Rússia apoderou-se formalmente da central nuclear de Zaporijia

A central de Zaporijia, a maior central nuclear da Europa, está nas mãos das tropas russas desde o início de março.

Photo by Zaporizhzhia Nuclear Power Plant/Anadolu Agency via Getty Images)

A Rússia apropriou-se formalmente esta quarta-feira da central nuclear de Zaporijia, no sul da Ucrânia, ocupada militarmente há meses, o que levou o diretor-geral da Agência Internacional de Energia Atómica (AIEA) a viajar de urgência para Kiev.

A Rússia “irá gerir as instalações nucleares da central (…) como propriedade federal”, refere o decreto, assinado nesta quarta-feira pelo Presidente russo, Vladimir Putin.

O diretor-geral da AIEA, Rafael Grossi, anunciou a sua partida imediata para Kiev para “discutir o estabelecimento de uma zona de proteção” à volta da central nuclear ucraniana em Zaporijia, a maior da Europa.

“A caminho de Kiev para reuniões importantes.

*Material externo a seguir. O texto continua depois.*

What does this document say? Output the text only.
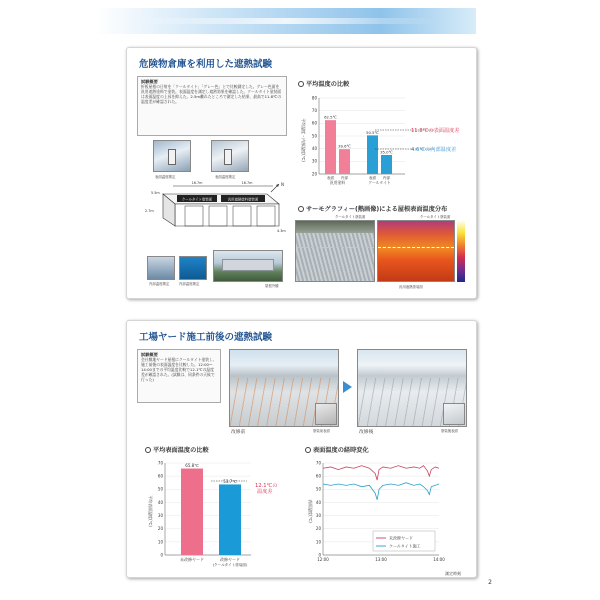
危険物倉庫を利用した遮熱試験
試験概要
折板屋根の日射を「クールタイト」「グレー色」とで比較測定した。グレー色面を汎用遮熱塗料で塗装。表面温度を測定し遮熱効果を確認した。クールタイト塗装面は表面温度の上昇を抑えた。2.5m離れたところで測定した結果、最高で11.8℃の温度差が確認された。
表面温度測定	表面温度測定
クールタイト塗装面	汎用遮熱塗料塗装面
16.7m	16.7m
5.5m
2.7m
4.3m
N
内部温度測定	内部温度測定	屋根外観
平均温度の比較
平均温度・内部温度(℃)
80
70
60
50
40
30
20
62.5℃
表面
39.6℃
内部
汎用塗料
50.5℃
表面
35.0℃
内部
クールタイト
11.8℃の表面温度差
4.6℃の内部温度差
サーモグラフィー(熱画像)による屋根表面温度分布
クールタイト塗装面	クールタイト塗装面
汎用遮熱塗装面
工場ヤード施工前後の遮熱試験
試験概要
会社敷地ヤード屋根にクールタイト塗装し、施工前後の表面温度を比較した。12:00〜14:00までの平均温度比較で12.1℃の温度差が確認された。(試験は、同条件の天候で行った)
塗装前表面	塗装後表面
改修前	改修後
平均表面温度の比較	表面温度の経時変化
平均表面温度(℃)
70
60
50
40
30
20
10
0
65.8℃
53.7℃
未改修ヤード	改修ヤード
(クールタイト塗装面)
12.1℃の
温度差
表面温度(℃)
70
60
50
40
30
20
10
0
12:00	13:00	14:00
未改修ヤード
クールタイト施工
測定時刻
2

A necessidade de uma zona de proteção ao redor da central [nuclear] é mais urgente do que nunca”, referiu Rafael Grossi, numa mensagem divulgada através da rede social Twitter.

A viagem, que estava marcada para esta semana mas que passou a ter caráter urgente, tem como objetivo “continuar as consultas” para estabelecer um dispositivo de proteção da central “o mais rapidamente possível”, indicou a AIEA.

A central de Zaporijia, localizado na região com o mesmo nome, um dos territórios ucranianos anexados pela Rússia na sexta-feira, perto da linha de demarcação entre os territórios controlados por Kiev e os ocupados por Moscovo, está nas mãos de tropas russas desde o início de março.

Moscovo e Kiev acusam-se mutuamente de bombardeamentos ao local há vários meses, levantando o espetro de um grande desastre nuclear, semelhante ao de Chernobyl, em 1986.

O seu diretor, Igor Murachov, foi detido pela Rússia na sexta-feira, tendo a AIEA afirmado que não irá retomar as suas funções na central, embora a agência internacional não saiba ainda quem o substituirá.

Embora Kiev defenda uma zona desmilitarizada à volta da central, Rafael Grossi pediu, em setembro, para “se manter as coisas simples”, considerando que “a Ucrânia e a Rússia devem concordar com o princípio muito simples de não atacar ou bombardear a central” e devem comprometer-se “a que nenhuma ação militar tenha como alvo a central ou os seus arredores”.

O Presidente russo ratificou ainda as leis que reivindicam a anexação de quatro regiões da Ucrânia – Donetsk, Lugansk, Kherson e Zaporijia – depois de um referendo realizado na semana passada, que a maior parte da comunidade internacional não reconheceu.